The real determinant of timing is the competitors

Western Union cannot actually control the speed of its own innovation, which may be the most uncomfortable part. The overall speed of its old profit structure depends on the pace of collection and the stability of competitors’ adoption of currency settlement; and this adoption is already happening in Western Union’s most dependent markets. Crypto remittance companies are expanding channel by channel; stablecoin issuers are competing for the same emerging markets; card organizations and fintech firms are building their own stable settlement coin systems. Conversely, the cheaper route will involve many channels simultaneously engaging users, no longer relying solely on Western Union. This multi-front pressure means Western Union can no longer afford to wait; waiting would hand over the channels to those who act earlier. This also explains why USDPT is launched at this time — it will accelerate the profit pressures Western Union is already facing. Western Union’s logic is: why wait for others to complete their transformation? Instead, it’s better to participate early, at least securing a “ticket” into the new system. But this choice still means that it is rushing toward a point where its once high-margin business no longer exists — arriving late might mean losing even its position.

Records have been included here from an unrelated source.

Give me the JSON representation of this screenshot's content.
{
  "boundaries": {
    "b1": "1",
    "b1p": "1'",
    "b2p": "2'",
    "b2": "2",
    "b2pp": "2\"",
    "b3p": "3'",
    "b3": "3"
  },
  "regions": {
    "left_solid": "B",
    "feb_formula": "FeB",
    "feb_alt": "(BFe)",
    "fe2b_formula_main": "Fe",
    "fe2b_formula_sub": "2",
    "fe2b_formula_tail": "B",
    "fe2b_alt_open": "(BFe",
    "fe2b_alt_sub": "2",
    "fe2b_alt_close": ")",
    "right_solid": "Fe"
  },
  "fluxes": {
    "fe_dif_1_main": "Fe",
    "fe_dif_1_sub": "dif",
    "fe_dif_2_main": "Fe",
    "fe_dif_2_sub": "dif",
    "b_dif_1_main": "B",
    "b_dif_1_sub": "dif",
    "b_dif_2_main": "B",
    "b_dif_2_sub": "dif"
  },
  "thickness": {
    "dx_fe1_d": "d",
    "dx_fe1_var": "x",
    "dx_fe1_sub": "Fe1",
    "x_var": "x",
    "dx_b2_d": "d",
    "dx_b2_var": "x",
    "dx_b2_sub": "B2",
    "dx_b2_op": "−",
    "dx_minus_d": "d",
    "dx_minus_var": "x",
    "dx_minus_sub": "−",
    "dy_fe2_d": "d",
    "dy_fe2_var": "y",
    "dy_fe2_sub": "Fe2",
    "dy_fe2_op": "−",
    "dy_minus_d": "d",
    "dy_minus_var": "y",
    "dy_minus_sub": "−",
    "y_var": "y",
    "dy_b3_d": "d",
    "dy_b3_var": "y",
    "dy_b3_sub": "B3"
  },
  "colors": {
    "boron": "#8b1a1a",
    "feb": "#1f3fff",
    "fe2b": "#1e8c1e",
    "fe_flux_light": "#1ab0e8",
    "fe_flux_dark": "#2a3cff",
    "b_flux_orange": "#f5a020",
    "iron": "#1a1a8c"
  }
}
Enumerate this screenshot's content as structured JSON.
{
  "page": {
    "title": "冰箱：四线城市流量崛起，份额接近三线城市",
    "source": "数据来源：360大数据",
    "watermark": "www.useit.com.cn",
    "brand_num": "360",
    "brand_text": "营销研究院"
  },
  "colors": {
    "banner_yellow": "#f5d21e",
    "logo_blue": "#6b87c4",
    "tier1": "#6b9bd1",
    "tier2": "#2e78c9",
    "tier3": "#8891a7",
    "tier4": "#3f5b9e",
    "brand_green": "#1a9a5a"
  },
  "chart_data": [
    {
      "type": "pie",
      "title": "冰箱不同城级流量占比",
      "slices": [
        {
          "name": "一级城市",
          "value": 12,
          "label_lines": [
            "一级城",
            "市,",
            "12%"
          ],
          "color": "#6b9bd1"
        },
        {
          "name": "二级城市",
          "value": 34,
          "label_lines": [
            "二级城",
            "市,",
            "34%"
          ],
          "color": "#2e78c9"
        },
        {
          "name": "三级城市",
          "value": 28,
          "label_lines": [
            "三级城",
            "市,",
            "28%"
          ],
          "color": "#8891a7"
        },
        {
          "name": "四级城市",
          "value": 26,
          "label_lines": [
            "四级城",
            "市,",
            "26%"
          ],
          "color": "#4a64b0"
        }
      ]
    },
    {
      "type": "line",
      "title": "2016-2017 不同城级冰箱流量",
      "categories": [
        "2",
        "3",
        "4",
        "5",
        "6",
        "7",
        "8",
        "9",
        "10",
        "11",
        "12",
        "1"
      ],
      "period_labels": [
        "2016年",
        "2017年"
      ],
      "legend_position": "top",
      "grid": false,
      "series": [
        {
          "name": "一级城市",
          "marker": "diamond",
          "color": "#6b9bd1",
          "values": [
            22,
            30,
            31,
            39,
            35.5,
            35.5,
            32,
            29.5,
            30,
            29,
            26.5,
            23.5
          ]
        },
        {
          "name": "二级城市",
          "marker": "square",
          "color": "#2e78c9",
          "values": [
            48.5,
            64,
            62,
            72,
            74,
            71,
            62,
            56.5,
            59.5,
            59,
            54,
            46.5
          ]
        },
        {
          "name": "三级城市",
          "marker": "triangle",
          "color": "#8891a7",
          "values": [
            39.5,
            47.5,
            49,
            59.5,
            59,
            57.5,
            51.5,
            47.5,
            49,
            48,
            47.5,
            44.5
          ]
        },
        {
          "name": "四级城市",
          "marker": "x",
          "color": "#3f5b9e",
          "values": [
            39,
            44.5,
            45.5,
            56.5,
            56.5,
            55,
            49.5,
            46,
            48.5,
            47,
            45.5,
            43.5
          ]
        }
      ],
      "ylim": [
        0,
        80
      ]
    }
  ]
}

Understanding a profit statement is key to understanding USDPT

The most accurate way to understand USDPT may be: this is a company finally reading its profit statement correctly. The spread embedded in Western Union’s currency exchange rates, which supported several generations of its business, will eventually disappear regardless of whether Western Union has its own stablecoin; and the company has clearly recognized this. Facing this reality, the company chooses to build its own faster pathway and tries to keep customers on that route, rather than waiting for competitors to build theirs and then taking customers away. This may be the right choice. Rather than unpreparedly completing a pandemic response, it’s better to proactively manage the transition and turn itself into a compliant backbone network for stablecoin remittances; from the results, this is clearly better. At least, Western Union does not deny the problem but faces it head-on, which is commendable. But this step should be understood for its true significance. USDPT is an “automatic machine to end the exchange rate spread,” and the company that created this machine is precisely the one that benefited from that spread in the past. For those who need to send money home, the health crisis is a real progress: they may have previously paid nearly 10% in cash transfer costs, but now it might only be a few cents. This is good for users. But for Western Union, it is also a “disassemblable” move against its own 174-year-old business model — because in its view, tearing down the old house oneself is safer than watching others do it.